You are given a 2D integer array points where points[i] = [xi, yi] represents the coordinates of the ith point on the Cartesian plane.
Return the number of unique trapezoids that can be formed by choosing any four distinct points from points.
Atrapezoid is a convex quadrilateral with at least one pair of parallel sides. Two lines are parallel if and only if they have the same slope.
Example 1:
Input:points = [[-3,2],[3,0],[2,3],[3,2],[2,-3]]
Output:2
Explanation:
There are two distinct ways to pick four points that form a trapezoid:
The points [-3,2], [2,3], [3,2], [2,-3] form one trapezoid.
The points [2,3], [3,2], [3,0], [2,-3] form another trapezoid.
Example 2:
Input:points = [[0,0],[1,0],[0,1],[2,1]]
Output:1
Explanation:
There is only one trapezoid which can be formed.
Constraints:
4 <= points.length <= 500
–1000 <= xi, yi <= 1000
All points are pairwise distinct.
Solutions
Solution 1: Hash Table + Enumeration
We can combine all points pairwise, calculate the slope and intercept of the line corresponding to each pair of points, record them using a hash table, and calculate the sum of the number of pairs formed by lines with the same slope but different intercepts. Note that for parallelograms, we will count them twice in the above calculation, so we need to subtract them.
The diagonals of a parallelogram share the same midpoint. Therefore, we also combine all points pairwise, calculate the midpoint coordinates and slope of each pair of points, record them using a hash table, and calculate the sum of the number of pairs formed by point pairs with the same slope and the same midpoint coordinates.
Specifically, we use two hash tables \(\textit{cnt1}\) and \(\textit{cnt2}\) to record the following information:
\(\textit{cnt1}\) records the number of occurrences of slope \(k\) and intercept \(b\), with the key being the slope \(k\) and the value being another hash table that records the number of occurrences of intercept \(b\);
\(\textit{cnt2}\) records the number of occurrences of the midpoint coordinates and slope \(k\) of point pairs, with the key being the midpoint coordinates \(p\) of the point pair and the value being another hash table that records the number of occurrences of slope \(k\).
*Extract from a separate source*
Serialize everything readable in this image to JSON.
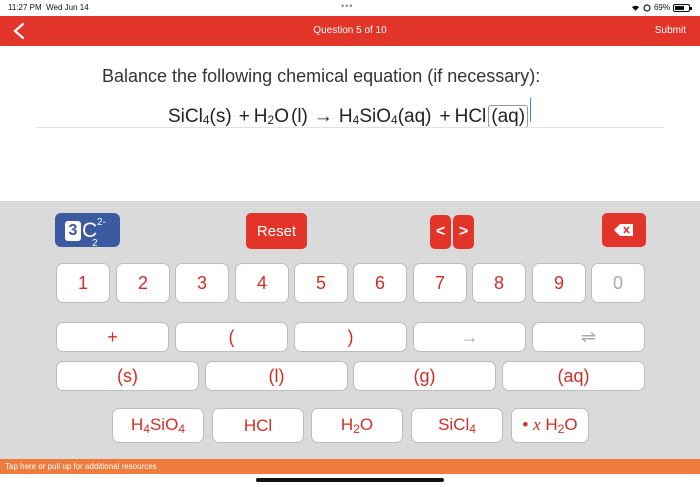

For a point pair \((x_1, y_1)\) and \((x_2, y_2)\), we denote \(dx = x_2 - x_1\) and \(dy = y_2 - y_1\). If \(dx = 0\), it means the two points are on the same vertical line, and we denote the slope \(k = +\infty\) and the intercept \(b = x_1\); otherwise, the slope \(k = \frac{dy}{dx}\) and the intercept \(b = \frac{y_1 \cdot dx - x_1 \cdot dy}{dx}\). The midpoint coordinates \(p\) of the point pair can be expressed as \(p = (x_1 + x_2 + 2000) \cdot 4000 + (y_1 + y_2 + 2000)\), where the offset is added to avoid negative numbers.
Next, we iterate through all point pairs, calculate the corresponding slope \(k\), intercept \(b\), and midpoint coordinates \(p\), and update the hash tables \(\textit{cnt1}\) and \(\textit{cnt2}\).
Then, we iterate through the hash table \(\textit{cnt1}\). For each slope \(k\), we calculate the sum of all pairwise combinations of the occurrence counts of intercept \(b\) and add it to the answer. Finally, we iterate through the hash table \(\textit{cnt2}\). For each midpoint coordinate \(p\), we calculate the sum of all pairwise combinations of the occurrence counts of slope \(k\) and subtract it from the answer.
The time complexity is \(O(n^2)\) and the space complexity is \(O(n^2)\), where \(n\) is the number of points.